During the Cold War, one’s view of the appropriate goals of American foreign policy usually went hand in hand with one’s notion of the proper level of spending on defense. Conservatives favored aggressive containment of the Soviet Union and wanted increased military spending. Liberals opposed active U.S. intervention abroad and demanded defense cuts.
No longer. These days, many conservatives call for increases in the defense budget while opposing American intervention overseas and seeking reductions in the scope of America’s foreign commitments. Congressional Republicans have added $ 11 billion to President Clinton’s request while arguing that the military should only be used in defense of “vital national security interests, ” not as a tool for promoting international order in places like Bosnia. Robert Dole has said he wants to err on the side of “spending a little too much on defense,” but, with the exception of missile defense, he hasn’t explained what the extra spending would be for.
Many of today’s liberals, on the other hand, have abandoned their old non- interventionist inclinations and have become, in the words of national security adviser Anthony Lake, avid “neo-Wilsonians,” seeking to use American power to good ends across the globe. Arch-liberals like New York Times columnist Anthony Lewis have demanded vigorous military engagement in Bosnia to stop genocide and bring peace. The Congressional Black Caucus supported U. S. military intervention in Haiti to depose a military dictatorship and restore the elected president. Liberals have wanted to stamp out famine in Sorealia, to halt genocide in Rwanda and Burundi, and to deploy U.S. forces to help in these and other humanitarian disasters.
Yet many of these same liberals have been cornplaining that the U.S. defense budget, which has been cut by 35 percent since the mid-1980s, is still too big. The New York Times editorial page, these days a haven for Bosnia hawks, is a budget dove when it comes to defense. The Black Caucus, vigorous militarists when the issue was Haiti, have rarely met a defense- spending proposal they liked, or for that matter even a foreign-aid proposal. If conservatives want to spend more and do less, liberals, far more recklessly, want to spend less and do more.
Can America’s role as global leader be supported by current levels of defense spending? The list of people who say no is hardly confined to Republican hawks. Chairman of the Joint Chiefs of Staff John Shalikashvili has warned that the procurement budget for new weapons, cut by 71 percent since 1985, is now dangerously low. Sen. Joseph Lieberman, a leading Democrat on the Armed Services Committee, has declared that the administration’s ” Bottom-Up Review” of U.S. defense strategy is “already inadequate to the present and certainly to the future.” Both the General Accounting Office and the Congressional Budget Office project shortfalls of $ 50 billion to $ 100 billion over the next five years just for funding existing force levels.

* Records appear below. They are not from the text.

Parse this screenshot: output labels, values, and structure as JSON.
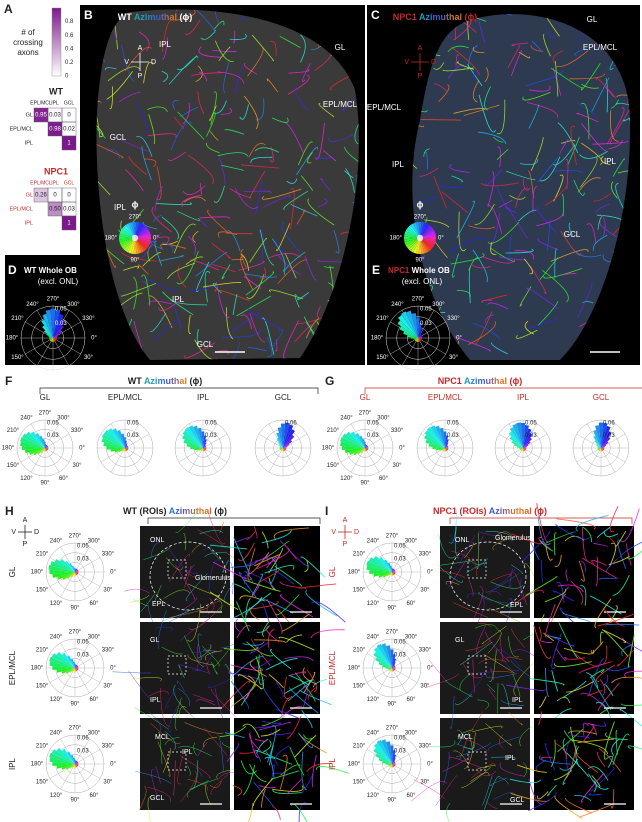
{
  "panel_a": {
    "letter": "A",
    "colorbar": {
      "title": "# of crossing axons",
      "ticks": [
        "0.8",
        "0.6",
        "0.4",
        "0.2",
        "0"
      ]
    },
    "matrices": [
      {
        "title": "WT",
        "columns": [
          "EPL/MCL",
          "IPL",
          "GCL"
        ],
        "rows": [
          {
            "label": "GL",
            "cells": [
              "0.95",
              "0.03",
              "0"
            ]
          },
          {
            "label": "EPL/MCL",
            "cells": [
              "0.98",
              "0.02"
            ]
          },
          {
            "label": "IPL",
            "cells": [
              "1"
            ]
          }
        ]
      },
      {
        "title": "NPC1",
        "columns": [
          "EPL/MCL",
          "IPL",
          "GCL"
        ],
        "rows": [
          {
            "label": "GL",
            "cells": [
              "0.26",
              "0",
              "0"
            ]
          },
          {
            "label": "EPL/MCL",
            "cells": [
              "0.50",
              "0.03"
            ]
          },
          {
            "label": "IPL",
            "cells": [
              "1"
            ]
          }
        ]
      }
    ]
  },
  "polar_angles": [
    "0°",
    "30°",
    "60°",
    "90°",
    "120°",
    "150°",
    "180°",
    "210°",
    "240°",
    "270°",
    "300°",
    "330°"
  ],
  "panel_b": {
    "letter": "B",
    "genotype": "WT",
    "measure": "Azimuthal",
    "symbol": "(ϕ)",
    "compass": [
      "A",
      "P",
      "V",
      "D"
    ],
    "regions": [
      "IPL",
      "GL",
      "EPL/MCL",
      "GCL",
      "IPL",
      "IPL",
      "GCL"
    ],
    "wheel": {
      "symbol": "ϕ",
      "labels": [
        "270°",
        "0°",
        "90°",
        "180°"
      ]
    }
  },
  "panel_c": {
    "letter": "C",
    "genotype": "NPC1",
    "measure": "Azimuthal",
    "symbol": "(ϕ)",
    "compass": [
      "A",
      "P",
      "V",
      "D"
    ],
    "regions": [
      "GL",
      "EPL/MCL",
      "EPL/MCL",
      "IPL",
      "IPL",
      "GCL"
    ],
    "wheel": {
      "symbol": "ϕ",
      "labels": [
        "270°",
        "0°",
        "90°",
        "180°"
      ]
    }
  },
  "panel_d": {
    "letter": "D",
    "genotype": "WT",
    "title": "Whole OB",
    "subtitle": "(excl. ONL)",
    "radial": [
      "0.05",
      "0.03"
    ]
  },
  "panel_e": {
    "letter": "E",
    "genotype": "NPC1",
    "title": "Whole OB",
    "subtitle": "(excl. ONL)",
    "radial": [
      "0.05",
      "0.03"
    ]
  },
  "panel_f": {
    "letter": "F",
    "genotype": "WT",
    "measure": "Azimuthal",
    "symbol": "(ϕ)",
    "plots": [
      {
        "label": "GL",
        "radial": [
          "0.05",
          "0.03"
        ]
      },
      {
        "label": "EPL/MCL",
        "radial": [
          "0.05",
          "0.03"
        ]
      },
      {
        "label": "IPL",
        "radial": [
          "0.05",
          "0.03"
        ]
      },
      {
        "label": "GCL",
        "radial": [
          "0.06"
        ]
      }
    ]
  },
  "panel_g": {
    "letter": "G",
    "genotype": "NPC1",
    "measure": "Azimuthal",
    "symbol": "(ϕ)",
    "plots": [
      {
        "label": "GL",
        "radial": [
          "0.05",
          "0.03"
        ]
      },
      {
        "label": "EPL/MCL",
        "radial": [
          "0.05",
          "0.03"
        ]
      },
      {
        "label": "IPL",
        "radial": [
          "0.05",
          "0.03"
        ]
      },
      {
        "label": "GCL",
        "radial": [
          "0.06",
          "0.03"
        ]
      }
    ]
  },
  "panel_h": {
    "letter": "H",
    "genotype": "WT",
    "roi": "(ROIs)",
    "measure": "Azimuthal",
    "symbol": "(ϕ)",
    "compass": [
      "A",
      "P",
      "V",
      "D"
    ],
    "rows": [
      {
        "label": "GL",
        "radial": [
          "0.05",
          "0.03"
        ],
        "image_labels": [
          "ONL",
          "EPL",
          "Glomerulus"
        ]
      },
      {
        "label": "EPL/MCL",
        "radial": [
          "0.05",
          "0.03"
        ],
        "image_labels": [
          "GL",
          "IPL"
        ]
      },
      {
        "label": "IPL",
        "radial": [
          "0.06",
          "0.03"
        ],
        "image_labels": [
          "MCL",
          "IPL",
          "GCL"
        ]
      }
    ]
  },
  "panel_i": {
    "letter": "I",
    "genotype": "NPC1",
    "roi": "(ROIs)",
    "measure": "Azimuthal",
    "symbol": "(ϕ)",
    "compass": [
      "A",
      "P",
      "V",
      "D"
    ],
    "rows": [
      {
        "label": "GL",
        "radial": [
          "0.05",
          "0.03"
        ],
        "image_labels": [
          "ONL",
          "Glomerulus",
          "EPL"
        ]
      },
      {
        "label": "EPL/MCL",
        "radial": [
          "0.05",
          "0.03"
        ],
        "image_labels": [
          "GL",
          "IPL"
        ]
      },
      {
        "label": "IPL",
        "radial": [
          "0.05",
          "0.03"
        ],
        "image_labels": [
          "MCL",
          "IPL",
          "GCL"
        ]
      }
    ]
  }
}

Most military experts acknowledge that we will not be able to carry out the officially declared “win-win” strategy of fighting two small wars in different regional theaters simultaneously. At a time when the likelihood of military action in the Persian Gulf in response to terrorist acts is increasing — along with possible trouble on the Korean peninsula — this inadequacy could soon prove perilous.
Liberal internationalists who favor global activism by the United States but oppose the defense spending needed to back it up are writing foreign policy checks that we will be unable to cash in coming years. Lake brags that the administration has “defined a post-Cold War role of leadership for the United States.” But the Clinton administration’s recent foreign policy successes — in Haiti, in Bosnia, and off the coast of Taiwan — were made possible by a military force constructed by Ronald Reagan. That force is now being rapidly depleted by the current inadequate level of defense spending.
There is willful self-delusion at work here. The international order that Clinton and other liberals seek to advance will not come about as a result of international goodwill, growing economic interdependence, or a common concern for the environment. Instead, it depends on the United States maintaining its military supremacy to deter and rebuff future threats to world peace.
In their refusal to acknowledge this fact, many liberals actually have much in common with Buchananite isolationists. Like the isolationists, they imagine that the current “threatless” world will somehow persist unaided into eternity. They don’t understand that the world is without serious threats, to the degree it is, because American power and American hegemony are largely unchallenged. Like the isolationists, liberals want to know why the United States needs to spend as much money on defense as “the next 10 biggest military powers combined,” without grasping the fact that the role of the United States in this post-Cold War era is entirely different from that of any other power.
The truth is, it will cost us much less to preserve the post-Cold War order than it did to create it. Today, defense spending is less than 20 percent of the total federal budget. In 1962, before the Vietnam War, defense spending accounted for nearly 50 percent of the budget. The increases necessary to maintain our global position and pursue an internationalist foreign policy would only require devoting to defense the same share of the budget it had before the Reagan buildup of the 1980s. This is not too high a price for maintaining peace and supporting our allies and our principles.